After Dr. Barnett Slepian, an OB-GYN who performed abortions, was slain in his Buffalo-area home by a sniper with a high-powered rifle, representatives from various reproductive rights organizations tossed around the scary facts and figures. Two-thirds of all OB-GYNs who perform abortions are over the age of 65 and will soon be retiring; in 84 percent of US counties, there are already no providers. The precedent has been set to treat abortion and related services as unseemly and therefore marginalized to easily targeted women's clinics. Doctors who perform abortions are picked out of their crowd of peers and terrorized. An OB-GYN at the Cleveland Clinic told me that while he is personally pro-choice, he wouldn't have a public profile as such, because he believes that the atmosphere in his community (medical and otherwise) would not defend a doctor who supported reproductive freedom. "I am counting on others to take the risk," says the doctor, who asked not to be identified. "And I fear that I am part of the problem by not standing by this procedure that I want to have available, but won't do myself."
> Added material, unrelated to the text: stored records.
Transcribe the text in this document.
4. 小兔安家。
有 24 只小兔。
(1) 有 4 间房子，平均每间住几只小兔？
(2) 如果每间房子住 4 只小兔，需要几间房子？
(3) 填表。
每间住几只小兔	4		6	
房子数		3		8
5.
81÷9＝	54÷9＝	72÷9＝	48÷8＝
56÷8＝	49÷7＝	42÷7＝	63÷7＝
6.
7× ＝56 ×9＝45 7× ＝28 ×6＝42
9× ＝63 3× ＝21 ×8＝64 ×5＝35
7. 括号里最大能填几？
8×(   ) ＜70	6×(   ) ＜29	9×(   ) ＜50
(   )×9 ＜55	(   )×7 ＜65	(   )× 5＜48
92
As abortion opponents focus on providers, so must abortion rights supporters. "Most of the people in med school now were born at or around the time of Roe v. Wade," says Kiersta Kurtz-Burke, a student at Tulane who is also the national coordinator for the Southeast region of Medical Students for Choice. Besides pushing medical schools to include training in the very simple abortion procedure, MSC also raises historical consciousness by screening the Dorothy Fadiman documentary When Abortion Was Illegal and bringing in older doctors to recount tales of the days when fifty women might be in the septic ward due to botched illegal abortions. MSC also tries to bridge the fact that most medical students are pro-choice and yet few want to take on what they see as a harrowing life as a provider. "Providing abortions can be integrated as a small part of your family practice," says Kurtz-Burke. "You might have a regular patient who at some point doesn't want to be pregnant." In the next couple of years, the first waves of some 5,000 doctors belonging to MSC will be setting up family and OB-GYN practices across the country. Meanwhile, doctors aren't the only hope for women needing abortions. The National Abortion Federation reports that in New York, which has no "physician only" law, physician assistants (PAs) are providing abortions. Vermont has a long history of PAs doing abortions with as good an outcome, if not better, as those performed by doctors. Nurse practitioners can also be trained in the procedure in Vermont, and just a few months ago, the first modern midwife was trained in surgical abortion. With nonsurgical "medical" abortion on the not-so-distant horizon (RU 486 is due here in late 1999), even more midlevel healthcare providers will be able to terminate an unwanted pregnancy.
Feminists of the second wave declared that women would never be free unless they could control their own bodies, a fierce belief that became law in 1973. But Congress doesn't have to ban abortions if the American Medical Association treats the procedure as beyond the bounds of medical training. The Catholic Church doesn't have to bother swaying the opinion of the majority of Americans who believe in a woman's right to choose if it owns the hospital they go to. Strategies for attaining reproductive human rights have changed with the times, shifting away from a focus on legislation and the courts and toward community organizing and consciousness raising. But after all the years of feminist struggle, we face a grim and familiar reality: Women are getting screwed.